You can get the signatures of your model's input and output layers by reloading the model into memory, and querying it for the signatures corresponding to each layer.

For your purpose, you need the signature of the serving function. Why? Well, when we send our data for prediction as a HTTP request packet, the image data is base 64 encoded, and our TF.Keras model takes numpy input. Your serving function will do the conversion from base 64 to a numpy array. 

When making a prediction request, you need to route the request to the serving function instead of the model, so you need to know the input layer name of the serving function -- which you will use later when you make a prediction request.

In [None]:
loaded = tf.saved_model.load(model_path_to_deploy)

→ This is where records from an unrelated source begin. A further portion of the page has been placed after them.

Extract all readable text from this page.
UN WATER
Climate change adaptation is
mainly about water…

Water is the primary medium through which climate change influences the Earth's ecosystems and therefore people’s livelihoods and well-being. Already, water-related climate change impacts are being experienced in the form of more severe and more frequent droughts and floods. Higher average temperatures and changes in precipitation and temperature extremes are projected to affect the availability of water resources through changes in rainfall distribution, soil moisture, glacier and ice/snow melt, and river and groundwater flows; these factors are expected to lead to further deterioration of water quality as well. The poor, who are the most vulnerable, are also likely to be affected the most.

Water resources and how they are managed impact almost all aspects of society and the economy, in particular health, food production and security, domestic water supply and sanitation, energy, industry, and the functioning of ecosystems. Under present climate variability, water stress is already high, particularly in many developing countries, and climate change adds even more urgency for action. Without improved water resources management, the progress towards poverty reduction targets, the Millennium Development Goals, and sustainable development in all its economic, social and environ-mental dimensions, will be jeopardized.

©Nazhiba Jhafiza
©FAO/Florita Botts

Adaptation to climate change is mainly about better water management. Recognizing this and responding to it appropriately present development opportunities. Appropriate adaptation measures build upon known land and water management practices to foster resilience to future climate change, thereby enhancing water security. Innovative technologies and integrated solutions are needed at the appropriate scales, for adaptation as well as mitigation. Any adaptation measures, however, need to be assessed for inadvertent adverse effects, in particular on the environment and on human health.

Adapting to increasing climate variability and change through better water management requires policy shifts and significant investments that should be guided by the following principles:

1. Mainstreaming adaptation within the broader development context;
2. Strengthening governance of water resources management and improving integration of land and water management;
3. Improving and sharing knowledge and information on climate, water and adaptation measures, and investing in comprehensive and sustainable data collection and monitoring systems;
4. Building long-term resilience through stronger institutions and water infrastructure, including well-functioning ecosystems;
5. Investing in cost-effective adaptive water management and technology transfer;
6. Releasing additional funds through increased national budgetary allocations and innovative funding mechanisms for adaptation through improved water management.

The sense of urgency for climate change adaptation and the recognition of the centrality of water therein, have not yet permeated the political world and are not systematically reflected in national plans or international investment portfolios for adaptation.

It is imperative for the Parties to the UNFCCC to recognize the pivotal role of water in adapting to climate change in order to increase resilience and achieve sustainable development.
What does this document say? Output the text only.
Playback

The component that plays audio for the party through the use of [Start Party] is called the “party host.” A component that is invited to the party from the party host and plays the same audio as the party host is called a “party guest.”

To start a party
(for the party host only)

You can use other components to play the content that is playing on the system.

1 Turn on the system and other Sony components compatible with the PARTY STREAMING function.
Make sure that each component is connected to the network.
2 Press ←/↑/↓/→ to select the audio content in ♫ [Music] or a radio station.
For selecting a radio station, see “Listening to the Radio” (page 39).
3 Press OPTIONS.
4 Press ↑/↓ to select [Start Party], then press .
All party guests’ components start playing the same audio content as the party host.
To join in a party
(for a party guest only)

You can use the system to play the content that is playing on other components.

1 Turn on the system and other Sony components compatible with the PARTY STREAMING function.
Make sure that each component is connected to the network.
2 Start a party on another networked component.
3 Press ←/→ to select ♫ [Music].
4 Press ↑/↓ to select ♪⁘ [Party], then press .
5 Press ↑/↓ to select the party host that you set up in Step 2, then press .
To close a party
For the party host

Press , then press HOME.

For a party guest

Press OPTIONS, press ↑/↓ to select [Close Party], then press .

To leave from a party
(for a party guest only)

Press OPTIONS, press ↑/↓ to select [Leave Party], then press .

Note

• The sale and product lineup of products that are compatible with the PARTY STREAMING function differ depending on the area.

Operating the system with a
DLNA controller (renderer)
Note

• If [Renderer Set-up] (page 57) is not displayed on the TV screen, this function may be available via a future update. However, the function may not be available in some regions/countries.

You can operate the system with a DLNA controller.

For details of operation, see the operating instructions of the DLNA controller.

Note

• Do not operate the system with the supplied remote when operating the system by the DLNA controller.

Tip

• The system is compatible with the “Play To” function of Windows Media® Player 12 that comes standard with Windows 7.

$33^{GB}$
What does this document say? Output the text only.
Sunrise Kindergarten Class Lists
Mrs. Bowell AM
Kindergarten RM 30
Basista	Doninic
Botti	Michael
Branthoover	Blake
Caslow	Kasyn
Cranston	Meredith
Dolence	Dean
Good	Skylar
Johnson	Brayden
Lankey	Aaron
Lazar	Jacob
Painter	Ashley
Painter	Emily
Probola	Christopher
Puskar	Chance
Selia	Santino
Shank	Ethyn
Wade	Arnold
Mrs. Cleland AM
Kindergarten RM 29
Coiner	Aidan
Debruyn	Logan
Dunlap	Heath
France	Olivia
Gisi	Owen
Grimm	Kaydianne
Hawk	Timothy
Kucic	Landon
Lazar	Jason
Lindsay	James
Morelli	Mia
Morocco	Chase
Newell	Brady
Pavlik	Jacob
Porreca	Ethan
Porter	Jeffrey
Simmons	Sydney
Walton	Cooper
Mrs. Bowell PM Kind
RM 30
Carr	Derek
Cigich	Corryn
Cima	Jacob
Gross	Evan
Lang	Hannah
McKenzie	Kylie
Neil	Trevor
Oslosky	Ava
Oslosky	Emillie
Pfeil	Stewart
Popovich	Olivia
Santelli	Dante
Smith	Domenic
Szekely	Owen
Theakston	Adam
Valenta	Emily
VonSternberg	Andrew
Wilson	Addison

input_name = list(loaded.signatures['serving_default'].structured_input_signature[1].keys())[0]
print('Serving function input:', input_name)

### Debugging the serving function

Now that you've downloaded the model with the serving function, you can debug the serving function locally before deploying to a prediction server.

#### Test Instance

Let's first make a test instance that would be in the form passed by the HTTP server in the server binary to the serving function.

We start by taking an arbitrary raw (uncompressed) image from our test data (`x_test[0]`). We know that when the request is sent to the prediction server, it will be sent as a non-preprocessed compressed JPEG image.

- Reverse the preprocessing: `(x_test[0] * 255).astype(np.uint8)`
- Compress into JPEG format: `cv2.imwrite('tmp.jpg', raw)`
- Get the raw bytes: `bytes = tf.io.read_file('tmp.jpg')`
- Convert the raw bytes to a tf.string: tf.convert_to_tensor( [bytes], tf.string)

In [None]:
import base64
import cv2
raw = (x_test[0] * 255).astype(np.uint8)
cv2.imwrite('tmp.jpg', raw)

bytes = tf.io.read_file('tmp.jpg')
tensor = tf.convert_to_tensor( [bytes], tf.string)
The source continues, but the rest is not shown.